Using Local Linearization Accuracy to find the spikiness of the data. However, due to the fact that Euclidean distances are used in such high dimensions, the metric proved to be unreliable to find out gemoetric data. By nature of the fact that this heuristic is sensitive to the exact topology of the data, we concluded that applying this method after dimensionality reduction would end in a loss of context and thus invalid measurements.

In [None]:
"""
Our objective is to somehow concretely capture spikiness of data via some nice geometric benchmark. Measuring curvature directly is
highly nontrivial both in terms of theory and computation -- determinants of Riemannian tensors(?) -- so I wouldn't risk spending much time on it. Here's a nice heuristic to replace
it. In the sklearn library there is a method called LocallyLinearEmbedding -- look it up.
Take the weight matrices calculated by LLE, and compute the error -- high error indicates that some vector v_i doesn't lie on the "closest" subspace. This means that there is high "spikiness" at v_i wrt its knn.
We can iterate this test over subsamples of the set of vectors.
"""

# Computes the weights of LLA
def compute_weights(X,d_size, d_dim, n_neig):
  knn = NearestNeighbors(n_neighbors = n_neig)
  knn.fit(X)
  distances, indices = knn.kneighbors(X)
  W = np.zeros((d_size, d_size))
  for i in range(d_size):
      M = X[indices[i]] - X[i]
      N = np.dot(M, M.T)
      N = N + np.identity(N.shape[0]) * 1e-4
      w_i = np.linalg.solve(N, np.ones(N.shape[0]))
      s = w_i.sum()
      w_i = w_i / s
      for j in range(n_neig):
        W[i,indices[i][j]] = w_i[j]
  return W


# Computes the loss
def compute_loss(X,W, i):
  predicted = np.dot(W[i],X)
  return np.linalg.norm(predicted-X[i])

#testing functions

dataset_size = 40
vector_dim = 1500
X = np.random.rand(dataset_size,vector_dim)
X[:,-1] = 0
X[-1,:] = np.random.rand(1,vector_dim)
X[-1,-1] = 1
X = X * 15000
W_sol = compute_weights(X,dataset_size, vector_dim, 4)

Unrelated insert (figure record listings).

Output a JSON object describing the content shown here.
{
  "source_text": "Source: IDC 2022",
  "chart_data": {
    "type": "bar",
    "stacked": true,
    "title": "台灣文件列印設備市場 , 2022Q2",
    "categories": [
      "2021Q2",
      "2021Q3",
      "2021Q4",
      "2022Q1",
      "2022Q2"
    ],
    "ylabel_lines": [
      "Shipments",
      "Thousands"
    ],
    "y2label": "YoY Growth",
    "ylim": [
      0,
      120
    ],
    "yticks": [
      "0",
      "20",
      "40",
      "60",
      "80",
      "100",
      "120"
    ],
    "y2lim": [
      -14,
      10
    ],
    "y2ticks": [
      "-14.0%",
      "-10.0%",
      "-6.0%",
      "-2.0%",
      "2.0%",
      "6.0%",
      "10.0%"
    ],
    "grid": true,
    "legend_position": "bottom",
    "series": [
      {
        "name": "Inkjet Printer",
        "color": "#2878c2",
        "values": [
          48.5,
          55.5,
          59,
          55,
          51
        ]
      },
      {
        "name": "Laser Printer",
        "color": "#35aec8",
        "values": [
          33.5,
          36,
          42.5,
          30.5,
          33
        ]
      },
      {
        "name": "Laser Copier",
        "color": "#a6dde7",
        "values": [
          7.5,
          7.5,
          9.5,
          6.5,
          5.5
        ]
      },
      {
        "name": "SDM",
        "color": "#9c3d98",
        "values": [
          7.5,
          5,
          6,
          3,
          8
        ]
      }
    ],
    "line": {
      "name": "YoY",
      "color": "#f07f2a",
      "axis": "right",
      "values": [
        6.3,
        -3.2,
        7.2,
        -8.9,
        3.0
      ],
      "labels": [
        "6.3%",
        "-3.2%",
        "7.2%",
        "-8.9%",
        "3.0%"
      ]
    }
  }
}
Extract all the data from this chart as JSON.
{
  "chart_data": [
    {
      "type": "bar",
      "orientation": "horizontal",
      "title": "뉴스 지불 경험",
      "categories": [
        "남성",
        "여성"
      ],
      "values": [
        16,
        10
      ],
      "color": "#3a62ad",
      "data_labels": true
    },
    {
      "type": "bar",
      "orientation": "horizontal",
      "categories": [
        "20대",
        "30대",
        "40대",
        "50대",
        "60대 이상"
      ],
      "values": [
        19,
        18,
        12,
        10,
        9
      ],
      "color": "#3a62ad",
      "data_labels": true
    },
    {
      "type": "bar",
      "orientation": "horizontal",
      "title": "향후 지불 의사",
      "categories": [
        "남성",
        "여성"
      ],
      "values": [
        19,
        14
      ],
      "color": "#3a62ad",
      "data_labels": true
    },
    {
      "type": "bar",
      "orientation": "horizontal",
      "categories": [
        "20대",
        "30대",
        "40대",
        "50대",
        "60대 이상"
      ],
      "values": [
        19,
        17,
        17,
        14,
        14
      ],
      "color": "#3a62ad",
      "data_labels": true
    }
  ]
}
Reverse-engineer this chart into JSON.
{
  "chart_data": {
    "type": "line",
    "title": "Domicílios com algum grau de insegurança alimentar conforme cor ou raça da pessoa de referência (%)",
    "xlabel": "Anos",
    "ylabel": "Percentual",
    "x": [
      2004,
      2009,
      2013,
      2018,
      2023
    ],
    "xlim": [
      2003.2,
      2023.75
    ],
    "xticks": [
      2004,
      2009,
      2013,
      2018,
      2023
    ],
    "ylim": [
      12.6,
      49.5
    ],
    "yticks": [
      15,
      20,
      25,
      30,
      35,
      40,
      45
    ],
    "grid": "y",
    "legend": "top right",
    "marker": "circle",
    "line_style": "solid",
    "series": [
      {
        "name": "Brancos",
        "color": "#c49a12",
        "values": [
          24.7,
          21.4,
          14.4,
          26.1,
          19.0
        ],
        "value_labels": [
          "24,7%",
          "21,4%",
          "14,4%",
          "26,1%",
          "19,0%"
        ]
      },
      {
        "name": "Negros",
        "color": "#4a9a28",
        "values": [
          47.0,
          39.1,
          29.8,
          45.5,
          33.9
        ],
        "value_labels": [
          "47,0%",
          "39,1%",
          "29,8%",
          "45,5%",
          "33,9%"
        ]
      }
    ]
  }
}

for n in range(dataset_size):
  val = compute_loss(X,W_sol,n)
  print(val)
  print(" ")

5.266700782914898e-10
 
5.272597585521529e-10
 
5.381592023847141e-10
 
5.384207979744263e-10
 
5.228351265559139e-10
 
5.247723138385663e-10
 
5.703139784190434e-10
 
5.247466289702294e-10
 
5.214223837587664e-10
 
5.330433557792088e-10
 
5.229781855433636e-10
 
5.262757011099447e-10
 
5.374461502521197e-10
 
5.279522486725361e-10
 
5.358084585632211e-10
 
5.263712580595411e-10
 
5.268596959680681e-10
 
5.247431210053167e-10
 
5.285211570987014e-10
 
5.346079065932145e-10
 
5.351814229736999e-10
 
5.272140031546506e-10
 
5.239316775605073e-10
 
5.373070872900222e-10
 
5.273577276245402e-10
 
5.361498123640529e-10
 
5.229993101777679e-10
 
5.297988939296607e-10
 
5.189664119388021e-10
 
5.330862123513542e-10
 
5.381641451459462e-10
 
5.264394305676166e-10
 
5.239540719804781e-10
 
5.250244352257774e-10
 
5.23230425400984e-10
 
5.272470771334919e-10
 
5.27117893433508e-10
 
5.235347919216579e-10
 
5.291022001103917e-10
 
5.200552425894505e-10
 


We attempted to run a test on a few points lying on the subspace $R^{n-1}$, and one point with the last coordinate $1$. The algorithm was unable to distinguish between the points on the lower dimensional subspace and the spike.